On anniversary of Trump’s election, Katy Perry offers poptimism, not politics, at L.A. show

Katy Perry performs on stage at the “Witness: The Tour” concert at the Staples Center in Los Angeles. (Photo by Willy Sanjuan/Invision/AP)
Katy Perry performs on stage at the “Witness: The Tour” concert at the Staples Center in Los Angeles. (Photo by Willy Sanjuan/Invision/AP)

One year ago, on Nov. 8, 2016, Katy Perry — such a staunch Hillary Clinton stumper, she once designed a Hillary-inspired pair of shoes — reacted to the night’s presidential election results by temporarily blacking out her Twitter page, then returning to social media to declare, “Do not sit still. Do not weep. MOVE. We are not a nation that will let HATE lead us.” Three months later, she was onstage at the Grammy Awards singing her politically charged single “Chained to the Rhythm” in a Hillary-inspired white pantsuit in front of a giant backdrop of the Constitution. It was presumably a preview of the promised “purposeful pop” on her fifth album, Witness, then still unreleased.

Witness ended up not being nearly as “woke” as Perry’s Twitter feed and appearances at both the Grammys and last January’s Women’s March implied. Instead of being a great American songbook of protest anthems, it was a mishmash of inconsistent and unconvincing house music/hip-hop bangers about oral gratification (“Bon Appetit”), that tired Taylor Swift feud (“Swish Swish”), and email etiquette (“Save a Draft”) that received mixed responses at best from fans, critics, radio program directors, and bewildered SNL viewers.

Still, when Perry played Los Angeles’s Staples Center Wednesday on the anniversary of Donald Trump’s election win — and the night after several 2018 election victories for the Democratic Party, including five historic wins for transgender candidates — one might have expected Perry to make some sort of grand political statement. Perry didn’t do that (“Tonight is about community!” was the only thing she said that came even slightly close to social commentary), but the “Firework” diva and new American Idol judge did offer something that We the People truly need in these troubled times: escapism, optimism, and poptimism.

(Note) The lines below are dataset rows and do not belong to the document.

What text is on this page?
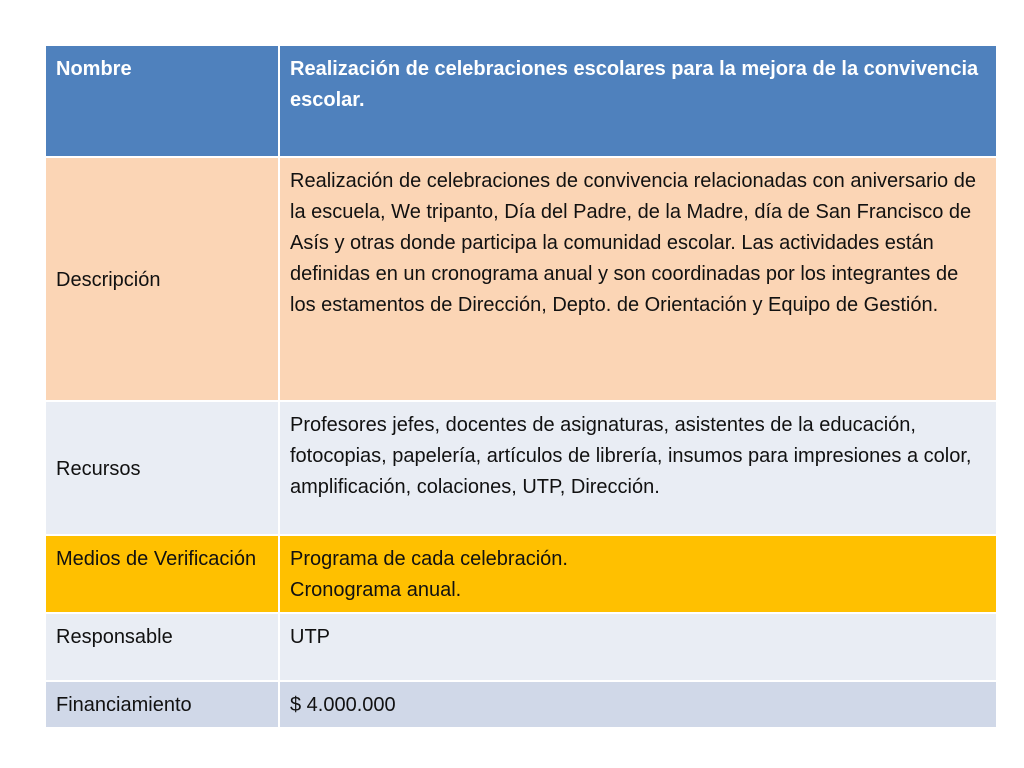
Nombre	Realización de celebraciones escolares para la mejora de la convivencia escolar.
Descripción	Realización de celebraciones de convivencia relacionadas con aniversario de la escuela, We tripanto, Día del Padre, de la Madre, día de San Francisco de Asís y otras donde participa la comunidad escolar. Las actividades están definidas en un cronograma anual y son coordinadas por los integrantes de los estamentos de Dirección, Depto. de Orientación y Equipo de Gestión.
Recursos	Profesores jefes, docentes de asignaturas, asistentes de la educación, fotocopias, papelería, artículos de librería, insumos para impresiones a color, amplificación, colaciones, UTP, Dirección.
Medios de Verificación	Programa de cada celebración.
Cronograma anual.

Responsable	UTP
Financiamiento	$ 4.000.000
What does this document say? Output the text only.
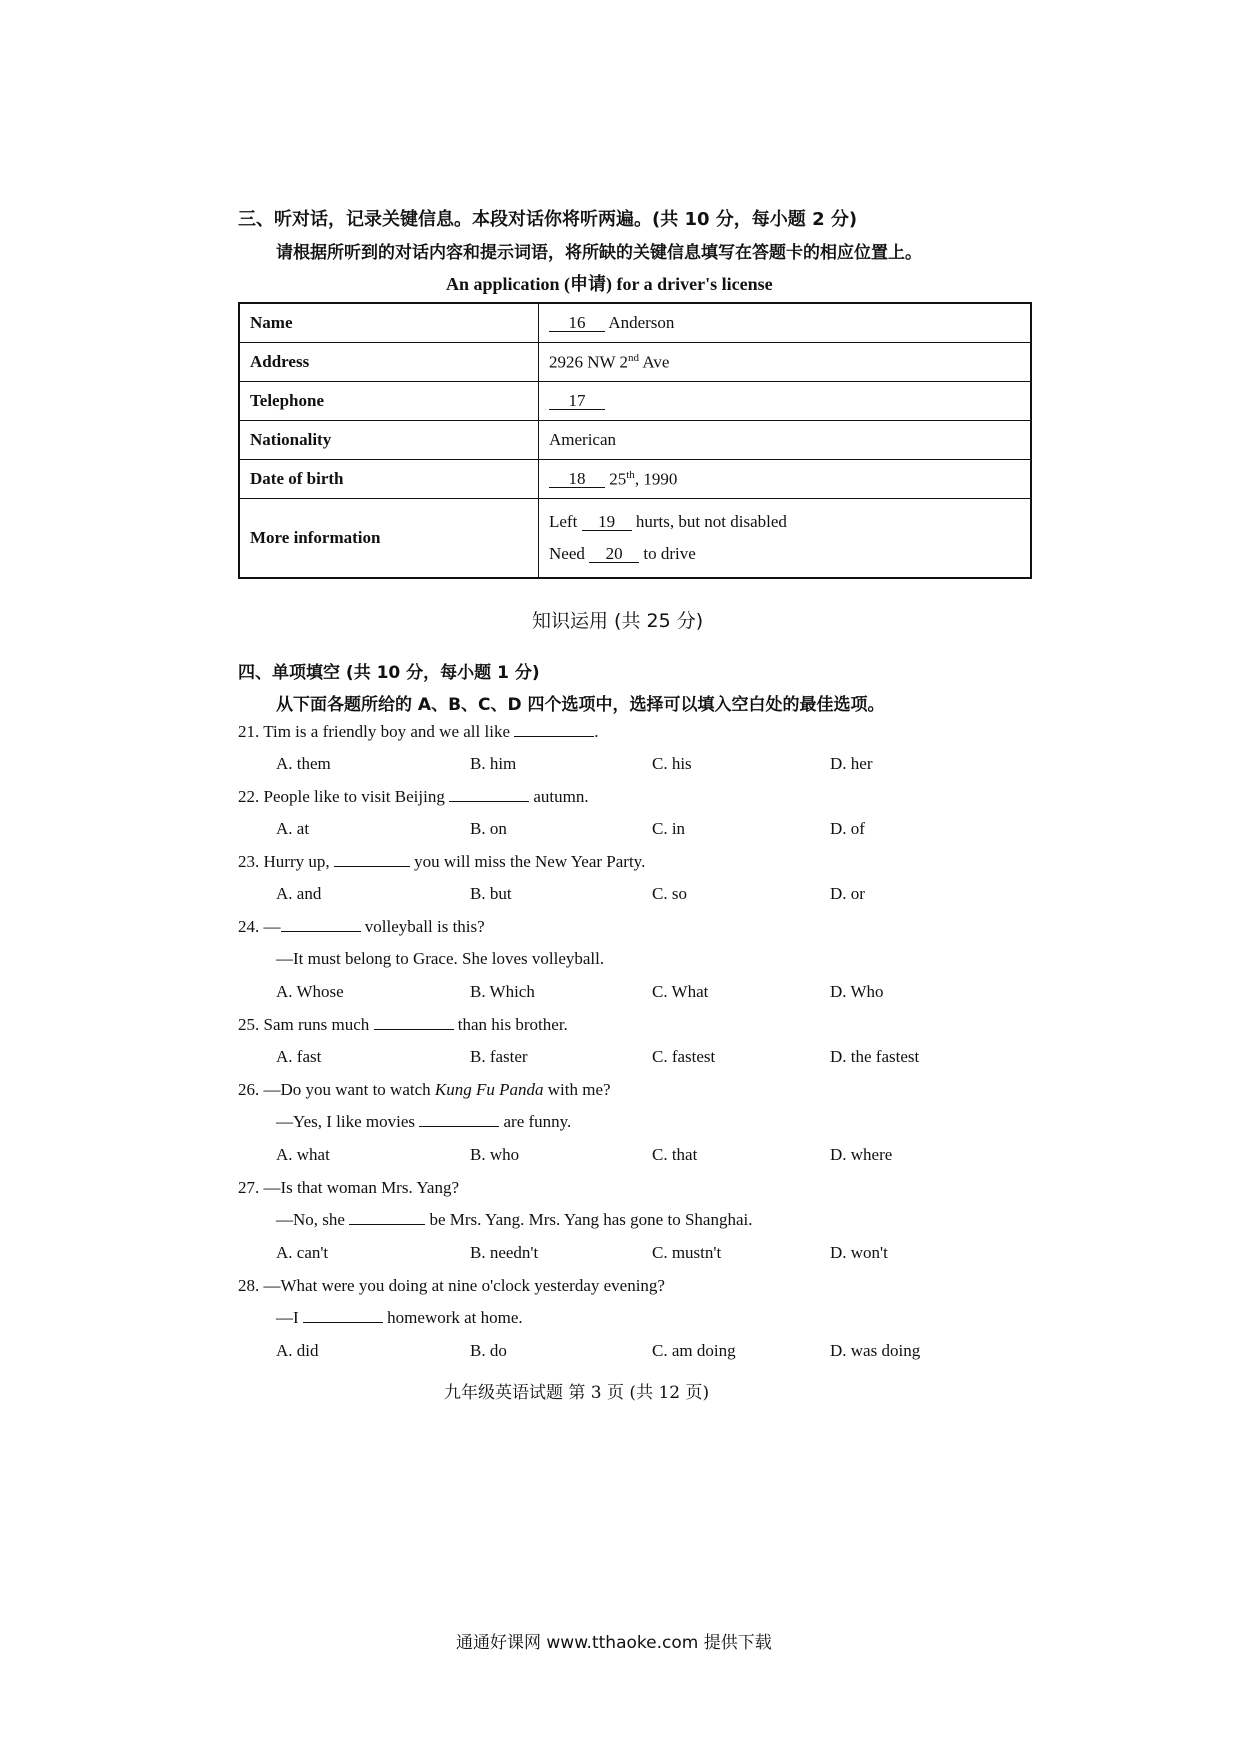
三、听对话，记录关键信息。本段对话你将听两遍。(共 10 分，每小题 2 分)
请根据所听到的对话内容和提示词语，将所缺的关键信息填写在答题卡的相应位置上。
An application (申请) for a driver's license
Name	16 Anderson
Address	2926 NW 2nd Ave
Telephone	17
Nationality	American
Date of birth	18 25th, 1990
More information	Left 19 hurts, but not disabled
Need 20 to drive
知识运用 (共 25 分)
四、单项填空 (共 10 分，每小题 1 分)
从下面各题所给的 A、B、C、D 四个选项中，选择可以填入空白处的最佳选项。
21. Tim is a friendly boy and we all like	.
A. them	B. him	C. his	D. her
22. People like to visit Beijing	autumn.
A. at	B. on	C. in	D. of
23. Hurry up,	you will miss the New Year Party.
A. and	B. but	C. so	D. or
24. —	volleyball is this?
—It must belong to Grace. She loves volleyball.
A. Whose	B. Which	C. What	D. Who
25. Sam runs much	than his brother.
A. fast	B. faster	C. fastest	D. the fastest
26. —Do you want to watch Kung Fu Panda with me?
—Yes, I like movies	are funny.
A. what	B. who	C. that	D. where
27. —Is that woman Mrs. Yang?
—No, she	be Mrs. Yang. Mrs. Yang has gone to Shanghai.
A. can't	B. needn't	C. mustn't	D. won't
28. —What were you doing at nine o'clock yesterday evening?
—I	homework at home.
A. did	B. do	C. am doing	D. was doing
九年级英语试题 第 3 页 (共 12 页)
通通好课网 www.tthaoke.com 提供下载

Much of Perry’s show was almost literally eye-popping. Giant, Residents-reminiscent eyeballs were a recurring visual element of her Vegas-style, two-hour revue, and it hearkened back to an ostensibly simpler time, a time of ’80s teenage dreams. Backed by a pastel-pink, flying V-brandishing band of Jem & the Holograms clones, Perry interpolated Janet Jackson’s “What Have You Done for Me Lately” during a Minneapolis funk version of “California Gurls” (with Left Shark filling for Snoop Dogg!); and gyrated in what appeared to be L.A. Gear kicks and Max Headroom sunglasses against a neon backdrop of pixelated Pac-Man and Patrick Nagel graphics. The 1980s may have had Reagan and the Cold War, but that decade was also a ton of fun, and Perry, who was born in ’84, seemed determined to recreate the feelgood retro vibes of her “T.G.I.F.” music video in many of her numbers.

Perry also got nostalgic for the more recent past, shouting out L.A.’s nearby Hotel Café — the 165-capacity club where she used to play regularly — while performing the acoustic One of the Boys ballad “Thinking of You.” True, she strummed the song while sitting on a model of the planet Saturn, strung up on wires, and riding above the 21,000-strong Staples crowd. But it was still the evening’s most intimate moment, with Perry’s often unfairly derided voice on full, glorious display — a welcome reminder of Perry’s humble roots and not-so-humble talents.

Not every performance was a slam dunk. Her burlesque/pole-dancing shtick on Witness’s “Tsunami” fell flat, for instance. Perry, a natural comedienne, fared better with Witness tracks when she took a goofy approach, like when she held a literally slam-dunking basketball free-throw contest during “Swish Swish” or had her dancers liberally sprinkle her with oversized salt-and-pepper shakers filled with glitter during “Bon Appetit.” The decidedly non-woke “I Kissed a Girl,” which has not dated well, was also a misstep: In 2017, a song celebrating casual bi-curiosity as a means of merely titillating hetero men and attracting the male gaze — particularly in front of an audience comprising so many LGBTQ and underage female fans — didn’t feel right, despite Perry’s vaguely feminist declaration: “This one’s for my ladies!”

But hey, at least Perry seems to have permanently retired “Ur So Gay” from her setlist. And her triumphantly show-closing body-positivity/anti-bullying anthem “Firework” sounded even more relevant and genuinely moving than it did seven years ago. So I’m with her.

The third and final night of Katy Perry’s Staples Center residency takes place Friday, Nov. 10.